E ancora, il professor Vittorio Anelli (che avrei conosciuto da assessore alla Cultura tra il 1994 e il 1998), insegnante ma soprattutto intellettuale molto rigoroso e attento, i cui articoli venivano pubblicati sul Bollettino Storico Piacentino. Un giovane Corrado Sforza Fogliani, autore di un lungo e articolato lavoro sulla vita piacentina giorno per giorno tra il 1859 e il 1883 con la collaborazione di Maria Antonietta De Micheli, anch’essa spesso in biblioteca.
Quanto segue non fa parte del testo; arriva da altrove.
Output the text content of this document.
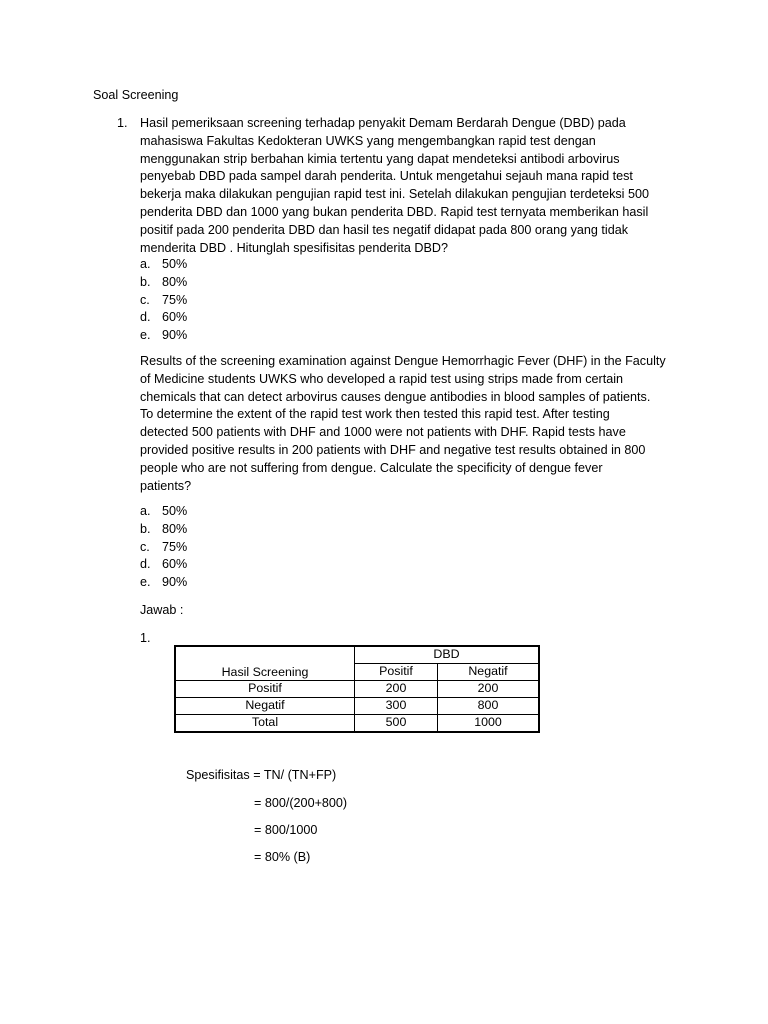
Soal Screening
1. Hasil pemeriksaan screening terhadap penyakit Demam Berdarah Dengue (DBD) pada
mahasiswa Fakultas Kedokteran UWKS yang mengembangkan rapid test dengan
menggunakan strip berbahan kimia tertentu yang dapat mendeteksi antibodi arbovirus
penyebab DBD pada sampel darah penderita. Untuk mengetahui sejauh mana rapid test
bekerja maka dilakukan pengujian rapid test ini. Setelah dilakukan pengujian terdeteksi 500
penderita DBD dan 1000 yang bukan penderita DBD. Rapid test ternyata memberikan hasil
positif pada 200 penderita DBD dan hasil tes negatif didapat pada 800 orang yang tidak
menderita DBD . Hitunglah spesifisitas penderita DBD?
a. 50%
b. 80%
c. 75%
d. 60%
e. 90%
Results of the screening examination against Dengue Hemorrhagic Fever (DHF) in the Faculty
of Medicine students UWKS who developed a rapid test using strips made from certain
chemicals that can detect arbovirus causes dengue antibodies in blood samples of patients.
To determine the extent of the rapid test work then tested this rapid test. After testing
detected 500 patients with DHF and 1000 were not patients with DHF. Rapid tests have
provided positive results in 200 patients with DHF and negative test results obtained in 800
people who are not suffering from dengue. Calculate the specificity of dengue fever
patients?
a. 50%
b. 80%
c. 75%
d. 60%
e. 90%
Jawab :
1.
Hasil Screening	DBD	
	Positif	Negatif
Positif	200	200
Negatif	300	800
Total	500	1000
Spesifisitas = TN/ (TN+FP)
= 800/(200+800)
= 800/1000
= 80% (B)
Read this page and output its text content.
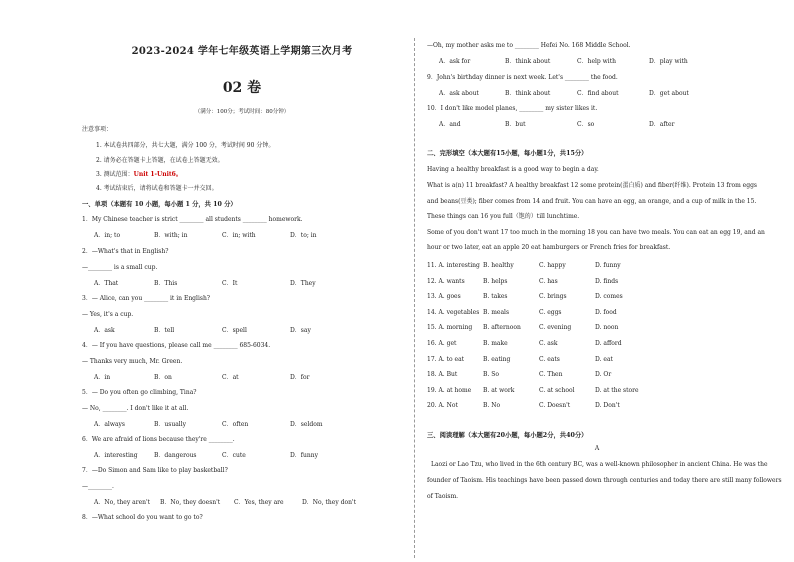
2023-2024 学年七年级英语上学期第三次月考
02 卷
（满分：100分；考试时间：80分钟）
注意事项：
1. 本试卷共四部分，共七大题，满分 100 分，考试时间 90 分钟。
2. 请务必在答题卡上答题，在试卷上答题无效。
3. 测试范围：Unit 1-Unit6。
4. 考试结束后，请将试卷和答题卡一并交回。
一、单项（本题有 10 小题，每小题 1 分，共 10 分）
1．My Chinese teacher is strict ________ all students ________ homework.
A．in; to	B．with; in	C．in; with	D．to; in
2．—What's that in English?
—________ is a small cup.
A．That	B．This	C．It	D．They
3．— Alice, can you ________ it in English?
— Yes, it's a cup.
A．ask	B．tell	C．spell	D．say
4．— If you have questions, please call me ________ 685-6034.
— Thanks very much, Mr. Green.
A．in	B．on	C．at	D．for
5．— Do you often go climbing, Tina?
— No, ________. I don't like it at all.
A．always	B．usually	C．often	D．seldom
6．We are afraid of lions because they're ________.
A．interesting	B．dangerous	C．cute	D．funny
7．—Do Simon and Sam like to play basketball?
—________.
A．No, they aren't B．No, they doesn't C．Yes, they are	D．No, they don't
8．—What school do you want to go to?
—Oh, my mother asks me to ________ Hefei No. 168 Middle School.
A．ask for	B．think about	C．help with	D．play with
9．John's birthday dinner is next week. Let's ________ the food.
A．ask about	B．think about	C．find about	D．get about
10．I don't like model planes, ________ my sister likes it.
A．and	B．but	C．so	D．after
二、完形填空（本大题有15小题，每小题1分，共15分）
Having a healthy breakfast is a good way to begin a day.
What is a(n) 11 breakfast? A healthy breakfast 12 some protein(蛋白质) and fiber(纤维). Protein 13 from eggs
and beans(豆类); fiber comes from 14 and fruit. You can have an egg, an orange, and a cup of milk in the 15.
These things can 16 you full（饱的）till lunchtime.
Some of you don't want 17 too much in the morning 18 you can have two meals. You can eat an egg 19, and an
hour or two later, eat an apple 20 eat hamburgers or French fries for breakfast.
11. A. interesting B. healthy	C. happy	D. funny
12. A. wants	B. helps	C. has	D. finds
13. A. goes	B. takes	C. brings	D. comes
14. A. vegetables B. meals	C. eggs	D. food
15. A. morning B. afternoon	C. evening	D. noon
16. A. get	B. make	C. ask	D. afford
17. A. to eat	B. eating	C. eats	D. eat
18. A. But	B. So	C. Then	D. Or
19. A. at home B. at work	C. at school	D. at the store
20. A. Not	B. No	C. Doesn't	D. Don't
三、阅读理解（本大题有20小题，每小题2分，共40分）
A
Laozi or Lao Tzu, who lived in the 6th century BC, was a well-known philosopher in ancient China. He was the
founder of Taoism. His teachings have been passed down through centuries and today there are still many followers
of Taoism.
Si sarebbero poi aggiunti anche altri volumi con la descrizione dei fatti e degli eventi della vita della città fino al 1899. gli studiosi don Pio Marchettini e monsignor Giuseppe Boiardi, lo storico Fausto Fiorentini, la mitica Carmen Artocchini che su tradizioni e folklore ha scritto libri importanti; si vedevano anche il critico cinematografico Giulio Cattivelli, il professor Bruno Adorni e il senatore Alberto Spigaroli. Qualcuno parlava di Giuseppe Berti e di Emilio Ottolenghi. Altri tempi.

E ancora, ho qualche barlume sulla presenza del conte Emilio Nasalli Rocca, autore di innumerevoli saggi sulla storia piacentina, direttore della Passerini Landi fino al giorno in cui venne a mancare improvvisamente nel 1972 e c’era chi mi parlava di Stefano Fermi e di Attilio Rapetti il cui schedario era utilissimo per redigere relazioni sulla Piacenza tra l’Otto e il Novecento. Potrei aggiungere altre figure ma rischierei di perdermi in un passato lontano, nel quale, forse, mi sto già perdendo. La sacralità della Passerini Landi non veniva certamente messa a repentaglio dalla presenza di noi studenti intimoriti da quell’aura di solennità tra manoscritti allineati negli scaffali che arrivavano fino al soffitto ma blasfemi quando sfogliavamo la “Gazzetta”, il “Guerin Sportivo” diretto da Gianni Brera, il “Corriere” dell’era di Piero Ottone e “il Manifesto” che non mancava mai agli attivisti del Movimento Studentesco; il tutto tra un testo di filosofia e un dispensa sull’ideologia marxista tanto di moda allora, in quel tempo impregnato di lotta di classe e di cultura operaista.

Gli studenti di quegli anni, hanno avuto il privilegio di far parte di un mondo inimmaginabile oggi: ho in mente quando il dottor Manfredi mi diede l’opportunità di avere i libri a prestito dopo la presentazione da parte del relatore della mia tesi di laurea; mi sembrò di sognare soprattutto perché in casa di libri se ne vedevano pochi, venivo da una famiglia operaia e coniugare i bisogni primari con le esigenze del consumismo che allora cominciava a incidere nei bilanci familiari, non era semplice. Fu comunque una stagione importante della mia vita, un tempo nuovo seppur vissuto nella classicità della Passerini Landi, un tempo in cui capii che avrei voluto studiare, leggere tanto e scrivere se fosse stato possibile. A quel mondo e a quelle persone oggi fuori tempo massimo come tanti di noi, devo molto.